Sophie is a Minnesota girl with a mission. Her grandmother has advanced MS, and her time is running out. Sophie, too has been diagnosed with MS. A trip to LA for the summer to take a genetics course at UCLA - and to seek out every kind of available treatment, from mystic to medical seems to be her best hope.
Alejandro is a self-appointed designated driver. Just hours after Sophie's arrival in LA, Alejandro is driving her to the ER. After a few failed attempts at using public transportation - and because Sophie secretly wants to spend more time with Alejandro - she offers to hire him as her driver.
He hopes to convince her to stay, but they both have painful secrets. Sophie knows she needs to do everything she can to help her grandmother, and she's afraid that sharing her secret with Alejandro will drive him away. But how long can she keep it a secret when her symptoms start to show?
"Now's the time to tell me what you really want.

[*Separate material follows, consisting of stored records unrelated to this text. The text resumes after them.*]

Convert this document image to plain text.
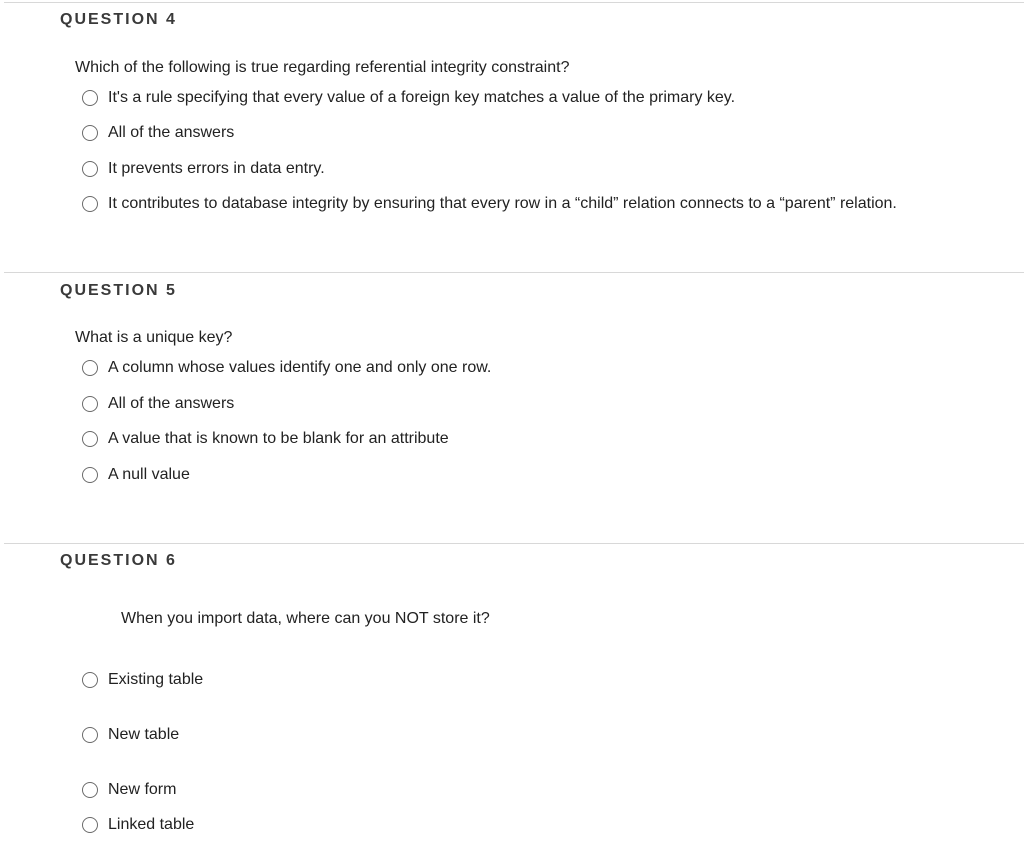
QUESTION 4
Which of the following is true regarding referential integrity constraint?
It's a rule specifying that every value of a foreign key matches a value of the primary key.
All of the answers
It prevents errors in data entry.
It contributes to database integrity by ensuring that every row in a “child” relation connects to a “parent” relation.
QUESTION 5
What is a unique key?
A column whose values identify one and only one row.
All of the answers
A value that is known to be blank for an attribute
A null value
QUESTION 6
When you import data, where can you NOT store it?
Existing table
New table
New form
Linked table
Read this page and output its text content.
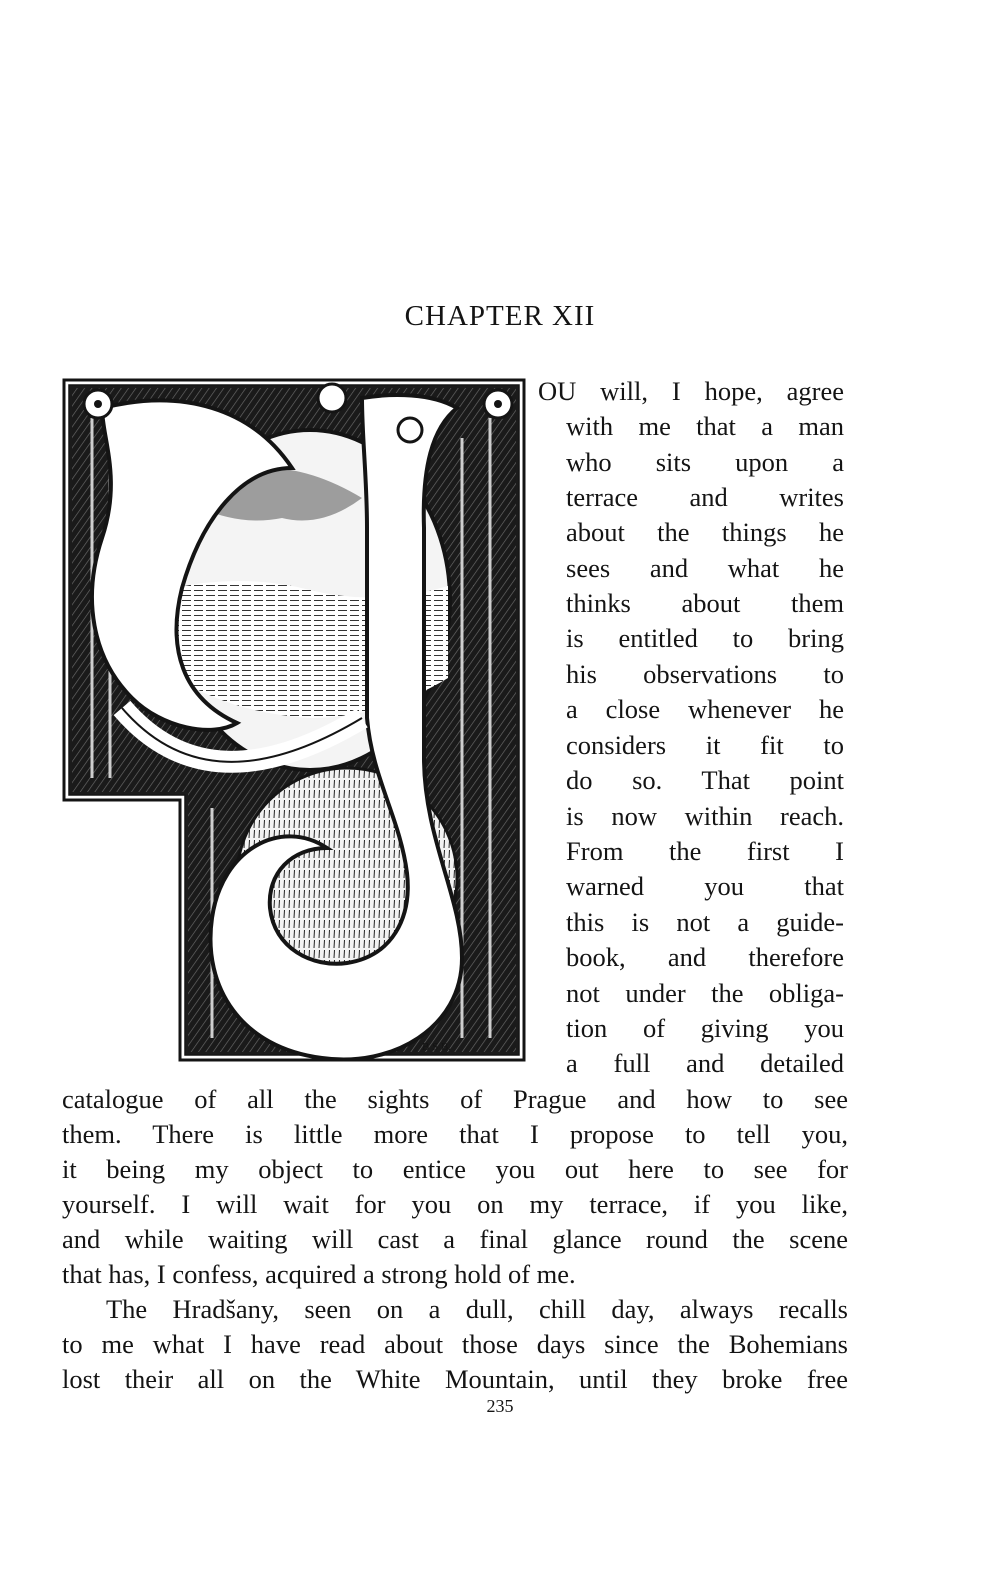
CHAPTER XII
B S B.
OU will, I hope, agree
with me that a man
who sits upon a
terrace and writes
about the things he
sees and what he
thinks about them
is entitled to bring
his observations to
a close whenever he
considers it fit to
do so. That point
is now within reach.
From the first I
warned you that
this is not a guide-
book, and therefore
not under the obliga-
tion of giving you
a full and detailed
catalogue of all the sights of Prague and how to see
them. There is little more that I propose to tell you,
it being my object to entice you out here to see for
yourself. I will wait for you on my terrace, if you like,
and while waiting will cast a final glance round the scene
that has, I confess, acquired a strong hold of me.
The Hradšany, seen on a dull, chill day, always recalls
to me what I have read about those days since the Bohemians
lost their all on the White Mountain, until they broke free
235
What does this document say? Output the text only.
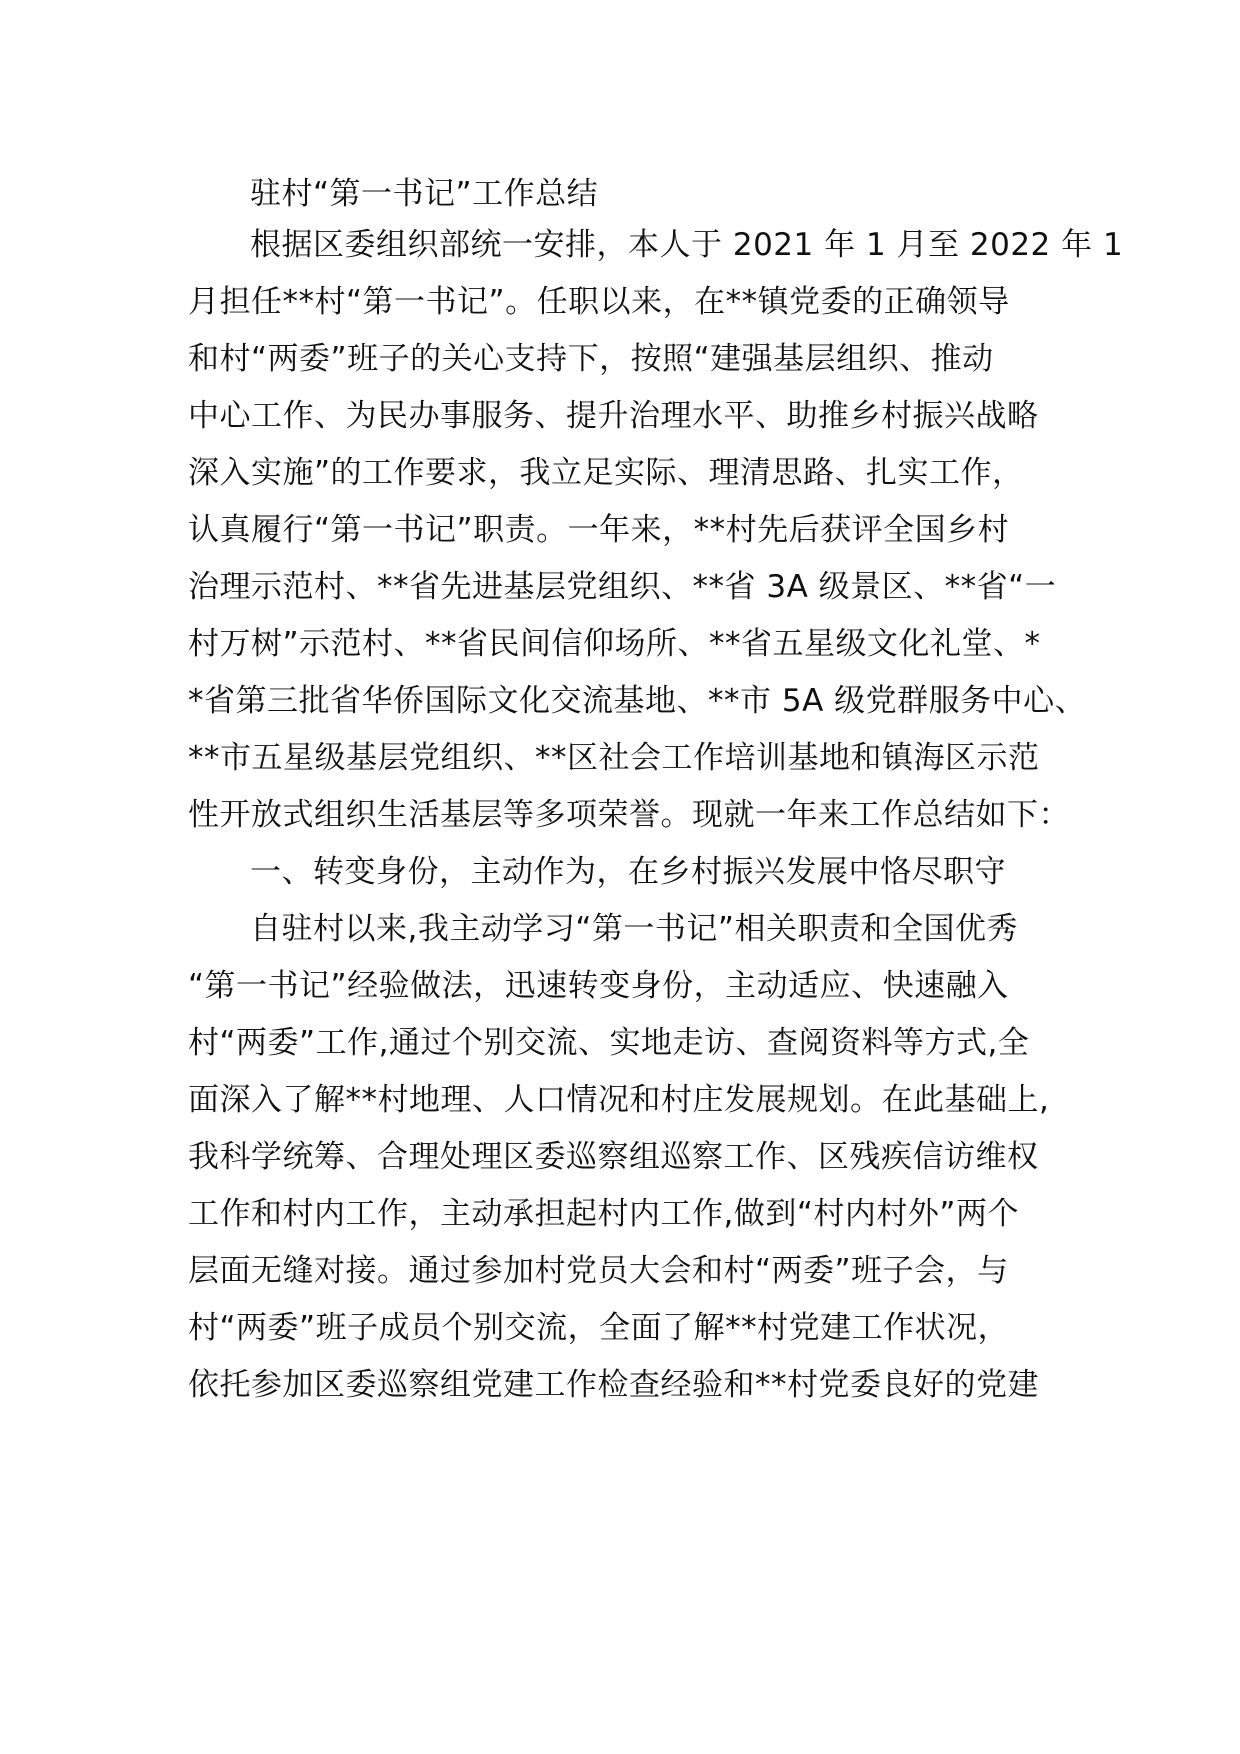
驻村“第一书记”工作总结
根据区委组织部统一安排，本人于 2021 年 1 月至 2022 年 1
月担任**村“第一书记”。任职以来，在**镇党委的正确领导
和村“两委”班子的关心支持下，按照“建强基层组织、推动
中心工作、为民办事服务、提升治理水平、助推乡村振兴战略
深入实施”的工作要求，我立足实际、理清思路、扎实工作，
认真履行“第一书记”职责。一年来，**村先后获评全国乡村
治理示范村、**省先进基层党组织、**省 3A 级景区、**省“一
村万树”示范村、**省民间信仰场所、**省五星级文化礼堂、*
*省第三批省华侨国际文化交流基地、**市 5A 级党群服务中心、
**市五星级基层党组织、**区社会工作培训基地和镇海区示范
性开放式组织生活基层等多项荣誉。现就一年来工作总结如下：
一、转变身份，主动作为，在乡村振兴发展中恪尽职守
自驻村以来,我主动学习“第一书记”相关职责和全国优秀
“第一书记”经验做法，迅速转变身份，主动适应、快速融入
村“两委”工作,通过个别交流、实地走访、查阅资料等方式,全
面深入了解**村地理、人口情况和村庄发展规划。在此基础上,
我科学统筹、合理处理区委巡察组巡察工作、区残疾信访维权
工作和村内工作，主动承担起村内工作,做到“村内村外”两个
层面无缝对接。通过参加村党员大会和村“两委”班子会，与
村“两委”班子成员个别交流，全面了解**村党建工作状况，
依托参加区委巡察组党建工作检查经验和**村党委良好的党建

Because if you don't want anything from me? Now's also the time I need to move on."
I received a copy of this book in exchange for an honest review.
The Story of You and Me is a young adult romance with heavy subject matter. While there is a gently wry humor to it, it's not laugh-out-loud funny. As it's written in first person from Sophie's point of view, the mood has a hesitant self-consciousness that reflects her age of 19.
Sophie's character follows several YA tropes; she's pretty but doesn't know it, reluctant to believe she's "worthy" of the young man showing her attention, and self-conscious about her body. She's a serious, studious, organized person. What keeps her from being a completely angst-y character is her occasional flashes of temper, her wit, and the lengths she's willing to go to find a possible treatment for her and her grandmother.
Alejandro follows tropes much more closely. He's the good-looking boy with a moneyed family, trying to right a wrong from his past. He thinks she's beautiful, and he saves her from herself and others more than once, in true hero form.
The secondary characters have range, and except for a few of the other drivers, are easily discernible from each other. A couple of them have a bit more depth, like her grandmother, and her neighbor, Cole.
There is a constant weight to the story that Sophie's illness brings. It's not a light-hearted romance. Her illness will likely mean disability and maybe, an early death. There are moments of excitement, when Sophie's quest to investigate a treatment leads to her being in danger. These scenes are not heart-poundingly intense, but they do carry the weight of the situation and the reader does feel concern for her character. This is especially true in light of how her illness might be affected.
The quality of writing is very good. The plot flow is steady, there isn't much drudge or filler. The common thread of secrets flows between Alejandro and Sophie quite well. Where the trust grows, so does their knowledge of each other. There is a love scene, and it fits the mood of the story very well. It's not crude or explicit, but rather has the rose-colored haze of the memory of making love for the first time while in love. The character development also maintains a steady arc from beginning to end. The climax is partially predictable due to foreshadowing by the author, but that is balanced by the point of the story. That predictability is offset by its end result. It's the crisis that will either ruin the relationship or strengthen it.
Personally, this is not a book I'd normally pick up and read, as the mood of a book tends to linger in my psyche and affect my daily behavior. However, it did remind me of my first love, the obstacles we had, and the depths of the loss I felt when it didn't work out. After a few relationships, I began to realize that risking that pain could mean feeling more love. Like the first time a woman has a child, there's no description or warning of the pain that will ever prepare you for it. And like just about any mother will tell you, every minute of that pain is worth it.